El sida, el recelo frente a la sexualidad, la angustia ante la idea de la muerte, y los efectos que el malestar cultural provoca en el comportamiento de los individuos, son cuestiones cuya expresión conquista terreno en el cine comercial, en la televisión, y de manera en ocasiones espectacular, en el teatro (Angeles en America); recientemente se ha expresado en cintas como Jeffrey, de Christopher Ashley o Es mi fiesta, de Randall Kleiser. De una u otra manera, la trama de las películas mencionadas se ve determinada o violentada por una agonía de sida. El personaje enfermo aparece como catalizador de las emociones y conflictos emocionales de quienes lo rodean: él es el espejo de sus miedos e inquietudes. Su desaparición presentida como inevitable agudiza los apetitos vitales, la vivencia de experiencias amorosas que se perciben como irrepetibles.
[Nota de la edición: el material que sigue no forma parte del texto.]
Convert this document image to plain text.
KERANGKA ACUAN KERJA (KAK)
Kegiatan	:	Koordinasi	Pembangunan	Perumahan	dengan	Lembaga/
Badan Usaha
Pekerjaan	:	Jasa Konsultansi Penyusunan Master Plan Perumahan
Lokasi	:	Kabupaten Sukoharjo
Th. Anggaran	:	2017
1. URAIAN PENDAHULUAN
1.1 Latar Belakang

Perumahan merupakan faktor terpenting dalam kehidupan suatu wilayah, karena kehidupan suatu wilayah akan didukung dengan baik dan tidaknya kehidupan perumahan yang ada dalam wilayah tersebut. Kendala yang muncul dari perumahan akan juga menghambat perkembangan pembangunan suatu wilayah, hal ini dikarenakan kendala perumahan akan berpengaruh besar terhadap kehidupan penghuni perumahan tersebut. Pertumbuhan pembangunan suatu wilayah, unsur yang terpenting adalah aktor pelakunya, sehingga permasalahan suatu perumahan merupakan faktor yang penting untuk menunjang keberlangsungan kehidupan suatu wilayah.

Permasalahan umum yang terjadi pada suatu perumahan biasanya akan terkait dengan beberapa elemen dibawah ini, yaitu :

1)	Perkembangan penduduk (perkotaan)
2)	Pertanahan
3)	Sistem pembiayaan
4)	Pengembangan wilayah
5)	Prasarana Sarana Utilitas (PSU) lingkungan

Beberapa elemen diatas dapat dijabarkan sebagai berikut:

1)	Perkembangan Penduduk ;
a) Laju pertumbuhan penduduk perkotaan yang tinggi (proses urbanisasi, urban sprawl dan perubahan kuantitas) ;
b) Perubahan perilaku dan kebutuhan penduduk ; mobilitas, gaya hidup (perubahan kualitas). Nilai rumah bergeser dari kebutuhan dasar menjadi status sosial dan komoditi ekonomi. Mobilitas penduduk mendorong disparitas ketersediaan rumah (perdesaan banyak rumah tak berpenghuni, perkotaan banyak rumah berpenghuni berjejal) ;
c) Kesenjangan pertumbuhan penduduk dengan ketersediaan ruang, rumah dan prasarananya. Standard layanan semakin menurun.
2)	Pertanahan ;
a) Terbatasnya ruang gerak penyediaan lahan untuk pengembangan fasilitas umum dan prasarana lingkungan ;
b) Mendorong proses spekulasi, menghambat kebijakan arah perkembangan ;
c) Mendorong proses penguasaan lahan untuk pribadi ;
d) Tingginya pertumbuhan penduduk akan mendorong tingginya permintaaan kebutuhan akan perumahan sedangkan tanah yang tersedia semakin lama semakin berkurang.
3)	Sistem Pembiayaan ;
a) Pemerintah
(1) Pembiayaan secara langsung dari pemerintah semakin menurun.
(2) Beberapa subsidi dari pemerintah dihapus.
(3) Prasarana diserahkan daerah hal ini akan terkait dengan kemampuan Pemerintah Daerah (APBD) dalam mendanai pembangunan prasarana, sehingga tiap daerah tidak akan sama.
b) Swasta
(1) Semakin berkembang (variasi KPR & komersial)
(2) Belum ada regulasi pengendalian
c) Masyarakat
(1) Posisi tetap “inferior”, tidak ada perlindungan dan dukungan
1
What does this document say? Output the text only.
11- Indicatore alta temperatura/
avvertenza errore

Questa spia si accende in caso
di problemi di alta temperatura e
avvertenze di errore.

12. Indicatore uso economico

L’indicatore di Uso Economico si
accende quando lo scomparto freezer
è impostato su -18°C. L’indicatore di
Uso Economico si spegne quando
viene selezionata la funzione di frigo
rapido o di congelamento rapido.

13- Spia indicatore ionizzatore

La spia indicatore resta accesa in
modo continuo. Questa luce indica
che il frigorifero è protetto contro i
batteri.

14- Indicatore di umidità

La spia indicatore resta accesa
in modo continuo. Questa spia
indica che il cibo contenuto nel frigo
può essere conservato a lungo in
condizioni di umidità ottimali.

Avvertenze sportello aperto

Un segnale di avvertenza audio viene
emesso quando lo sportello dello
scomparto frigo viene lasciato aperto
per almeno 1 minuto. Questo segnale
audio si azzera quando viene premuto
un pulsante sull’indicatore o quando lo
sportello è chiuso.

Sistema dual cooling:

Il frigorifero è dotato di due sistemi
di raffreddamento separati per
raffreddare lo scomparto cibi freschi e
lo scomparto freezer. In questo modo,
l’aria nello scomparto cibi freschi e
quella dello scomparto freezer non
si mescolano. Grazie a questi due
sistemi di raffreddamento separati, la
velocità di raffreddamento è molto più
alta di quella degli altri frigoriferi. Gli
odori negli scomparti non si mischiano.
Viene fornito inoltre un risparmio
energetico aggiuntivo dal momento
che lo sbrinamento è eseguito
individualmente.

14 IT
En la película Sólo una noche (One night stand), de Mike Figgis, el enfermo de sida, Charlie (Robert Downey Jr.) no es el personaje central, pero sí una pieza clave en el tablero de separaciones y acomodos sentimentales en el que se desplazan las dos parejas interpretadas por Wesley Snipes, Nastassja Kinski, Kyle MacLachlan y Ming-Na Wen. Charlie, viejo amigo y nuevo cómplice sentimental de Max (Snipes), adopta frente al desenlace fatal que sabe inminente una actitud digna y de lucidez extrema: ``No me arrepiento de nada. Estoy asustado, pero al mismo tiempo fascinado por lo que sigue''. Alejado de toda noción de culpa, su serenidad y sentido del humor contrastan con el desasosiego de su hermano Vernon (MacLachlan), quien al hablar de Charlie no puede evitar sentenciar: ``Era de esperarse. No puedes ver a alguien jugando en un campo minado y sorprenderte de oír una explosión''. Sin embargo, la película desvanece en parte la línea divisoria entre Charlie y los demás personajes. Las nociones de peligro, de riesgo, y conductas heterodoxas no son exclusividad de Charlie, el seropositivo. Cada personaje juega con transgresiones a los códigos de la moral sexual en terrenos igualmente minados. El lenguaje de la cinta es, con todo, sobrio, contenido, sin los aspavientos y excesos melodramáticos con los que Hollywood suele tratar el tema del adulterio. Y sin un tono de reprimenda moral. Resulta interesante la manera en que Mike Figgis combina las afinidades electivas de sus dos parejas amorosas y la lenta evolución de la complicidad afectiva entre Max y Charlie --un eco no muy lejano de la amistad que se construye entre los personajes de Filadelfia interpretados por Tom Hanks y Denzel Washington. En Sólo una noche, el director ofrece una radiografía de la vida urbana estadunidense, de la crisis de sus valores morales y sexuales, y de las diversas maneras de relacionarse amorosamente en tiempos del sida.